Andar pelas ruas de Oeiras me faz um bem danado. Deixo-me envolver pela história que pulsa em seus prédios, dos tempos em que a cidade abrigava o título de capital do Piauí. O coração palpita quando imagino os bailes que a sociedade dançou no Círculo Operário, onde hoje se instala a Prefeitura Municipal. Ou a Igreja Matriz, primeiro templo regular do Piauí, que na visão de Dagoberto Carvalho Jr., “é o grande cemitério de nossos antepassados”. A imponência do sobrado do major Selemérico, a cadeia velha, a antiga casa do cônego, hoje pousada, o Museu de Arte Sacra, a Igreja do Rosário, o Pé de Jesus ou a Casa da Pólvora remetem a um passado que me cativa, como deve cativar todo pesquisador. A Casa da Pólvora, então...
Estava um dia ensolarado quando saí em busca da Casa da Pólvora. Infelizmente, Oeiras não está sinalizada para facilitar a vida de seus visitantes, mas a boa vontade dos oeirenses me apontou a exata posição da casa que foi erguida para que os portugueses fabricassem a pólvora, em princípios do século XIX. Está com aspecto de abandono, empoeirada, o teto fragilizado. Guarda um pequeno canhão, onde se vê ao lado um buraco redondo no chão que servia para o preparo da munição.
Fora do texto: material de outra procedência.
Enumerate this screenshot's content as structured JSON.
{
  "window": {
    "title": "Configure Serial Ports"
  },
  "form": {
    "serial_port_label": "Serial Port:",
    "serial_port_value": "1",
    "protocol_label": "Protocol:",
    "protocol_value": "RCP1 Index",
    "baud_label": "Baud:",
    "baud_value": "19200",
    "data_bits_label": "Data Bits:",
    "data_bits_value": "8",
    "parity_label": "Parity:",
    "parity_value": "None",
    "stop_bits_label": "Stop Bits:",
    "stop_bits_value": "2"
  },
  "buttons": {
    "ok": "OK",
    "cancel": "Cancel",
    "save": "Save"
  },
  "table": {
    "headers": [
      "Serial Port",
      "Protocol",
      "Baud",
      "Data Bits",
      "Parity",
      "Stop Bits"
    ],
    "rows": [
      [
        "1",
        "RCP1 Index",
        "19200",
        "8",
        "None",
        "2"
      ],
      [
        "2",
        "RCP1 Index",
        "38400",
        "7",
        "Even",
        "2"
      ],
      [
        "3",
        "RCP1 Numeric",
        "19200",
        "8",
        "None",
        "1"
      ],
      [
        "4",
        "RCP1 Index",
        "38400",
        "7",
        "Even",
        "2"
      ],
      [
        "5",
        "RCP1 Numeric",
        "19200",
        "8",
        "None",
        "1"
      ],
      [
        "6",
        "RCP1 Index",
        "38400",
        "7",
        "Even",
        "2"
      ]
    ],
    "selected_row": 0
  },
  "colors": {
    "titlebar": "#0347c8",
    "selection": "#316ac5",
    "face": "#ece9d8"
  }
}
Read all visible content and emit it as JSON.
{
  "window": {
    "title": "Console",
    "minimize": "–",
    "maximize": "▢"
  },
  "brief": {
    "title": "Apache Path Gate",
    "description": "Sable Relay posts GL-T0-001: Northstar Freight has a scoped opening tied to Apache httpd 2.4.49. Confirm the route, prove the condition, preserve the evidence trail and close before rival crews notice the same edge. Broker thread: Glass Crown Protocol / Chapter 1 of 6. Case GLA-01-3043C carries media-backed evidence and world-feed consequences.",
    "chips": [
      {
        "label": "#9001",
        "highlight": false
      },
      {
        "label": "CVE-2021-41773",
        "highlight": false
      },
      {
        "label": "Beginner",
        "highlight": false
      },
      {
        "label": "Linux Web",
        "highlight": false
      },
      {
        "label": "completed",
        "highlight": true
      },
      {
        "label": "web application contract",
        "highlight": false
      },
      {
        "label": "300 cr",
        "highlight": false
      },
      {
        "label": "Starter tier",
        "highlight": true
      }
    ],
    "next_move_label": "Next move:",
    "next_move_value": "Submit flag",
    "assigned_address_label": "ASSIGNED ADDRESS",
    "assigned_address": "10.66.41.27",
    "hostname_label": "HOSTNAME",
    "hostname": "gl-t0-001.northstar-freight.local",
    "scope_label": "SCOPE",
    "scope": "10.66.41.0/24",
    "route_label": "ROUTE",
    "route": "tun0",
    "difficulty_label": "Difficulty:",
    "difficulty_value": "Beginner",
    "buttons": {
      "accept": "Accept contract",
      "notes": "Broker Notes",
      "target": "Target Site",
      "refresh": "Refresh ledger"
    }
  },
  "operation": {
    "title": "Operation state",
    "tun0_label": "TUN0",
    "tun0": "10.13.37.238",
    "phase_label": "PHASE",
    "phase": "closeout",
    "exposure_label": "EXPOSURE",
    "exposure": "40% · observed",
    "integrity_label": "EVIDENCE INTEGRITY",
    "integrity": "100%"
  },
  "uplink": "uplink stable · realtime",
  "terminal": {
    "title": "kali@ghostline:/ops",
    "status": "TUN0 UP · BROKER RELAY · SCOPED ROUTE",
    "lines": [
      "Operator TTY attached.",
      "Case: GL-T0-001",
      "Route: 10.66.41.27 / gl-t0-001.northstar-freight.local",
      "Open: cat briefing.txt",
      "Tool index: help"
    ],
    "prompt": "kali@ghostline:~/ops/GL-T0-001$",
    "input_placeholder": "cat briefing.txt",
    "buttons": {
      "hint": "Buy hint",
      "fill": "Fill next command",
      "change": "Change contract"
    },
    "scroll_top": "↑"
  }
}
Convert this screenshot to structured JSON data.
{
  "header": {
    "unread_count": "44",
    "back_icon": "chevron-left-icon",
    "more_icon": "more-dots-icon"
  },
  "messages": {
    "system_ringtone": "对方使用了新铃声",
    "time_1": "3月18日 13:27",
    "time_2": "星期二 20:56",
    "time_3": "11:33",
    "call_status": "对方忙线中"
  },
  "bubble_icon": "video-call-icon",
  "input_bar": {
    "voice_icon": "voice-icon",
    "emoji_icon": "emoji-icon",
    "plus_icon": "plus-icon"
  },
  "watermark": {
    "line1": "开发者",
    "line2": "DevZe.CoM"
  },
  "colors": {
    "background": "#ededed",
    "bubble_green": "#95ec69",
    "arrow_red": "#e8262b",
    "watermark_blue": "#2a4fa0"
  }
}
A Casa da Pólvora é uma construção simples, de apenas uma sala, toda feita de pedras superpostas tendo o barro por argamassa. Está erguida sobre um lajedo, cercada por residências, e encontrá-la não é tão simples. Uma das vias de acesso passa obrigatoriamente pelo Pé de Jesus, uma estranha marca de um pé esquerdo gravada sobre um dos lajedos, ao lado de um monte de pedras que sepultam o pé do diabo. Dizem os moradores que a mesma mão que acende uma vela a Jesus deve jogar uma pedra sobre o diabo, daí o monte que não pára de crescer.
Mas bom mesmo foi encontrar Felipe em meio àquele sol escaldante, mas prazeroso. Felipe me ajudou a entender melhor a Casa da Pólvora. Não que ele soubesse a história, mas pela presteza em descobrir os caminhos que me levaram à informação. Quando me viu curioso, tentando decifrar aquele estranho monumento, aproximou-se e perguntou se eu já havia visto a casa por dentro. Com a negativa, imediatamente apressou-se em chamar uma senhora que guardava a imensa chave de uma fechadura que pertenceu à Cadeia Velha.
Felipe é um garoto negro, aparentando dez anos de idade, que carrega no rosto uma simpatia contagiante. É aquela pessoa que você tem a impressão já conhecer de longas datas, sorridente, prestativo e simples. Quando notou que eu me preparava para sair, perguntou se eu gostaria de conhecer o Pé de Jesus. Levou-me até lá, apontou-me a marca fincada na laje e advertiu-me sobre o pé do diabo, ao lado, soterrado. Depois, me falou dos templos de Oeiras. Queria percorrê-los comigo, mas o meu tempo havia se esgotado.
O garoto Felipe nada mais é do que a representação da hospitalidade do povo oeirense. Por diversas vezes tive que recorrer a informações com transeuntes e todos demonstraram grande presteza ao repassar a informação correta. Não resta dúvida de que o Piauí é um estado receptivo, com um povo hospitaleiro que vem, pausadamente e a cada ano, conquistando o seu espaço pela forma contagiante de receber e agradável de conviver. Viva Oeiras; viva o povo do Piauí!
Nota
A meio caminho entre as cidades de Regeneração e Oeiras há uma imensa plantação de eucaliptos. Polêmica, por sinal, pois os ecologistas de plantão a criticam porque os eucaliptos massacram a terra, deixando-a seca, sugando toda a água de suas entranhas, afugentando a fauna. Mas ao mesmo tempo os eucaliptos se alimentam para produzir o papel que os próprios ecologistas utilizam para registrar as suas mensagens. Cá de minha parte, achei o lugar belíssimo, encantador, com aquelas fileiras imponentes e frondosas, elegantes, fincadas em uma região de clima agradável e brisa refrescante. Se o projeto agride o meio ambiente, que o diga o IBAMA ou os órgãos responsáveis pela preservação ambiental; se foi feita uma liberação capenga para o plantio, só tenho a lamentar que vivamos em um país onde tudo se ajeita, transgredindo a legislação. Polêmicas à parte, a região é bela, bem cuidada, bonita de ver. Rodovia dos Eucaliptos. Esse é definitivamente o melhor caminho para se chegar a Oeiras.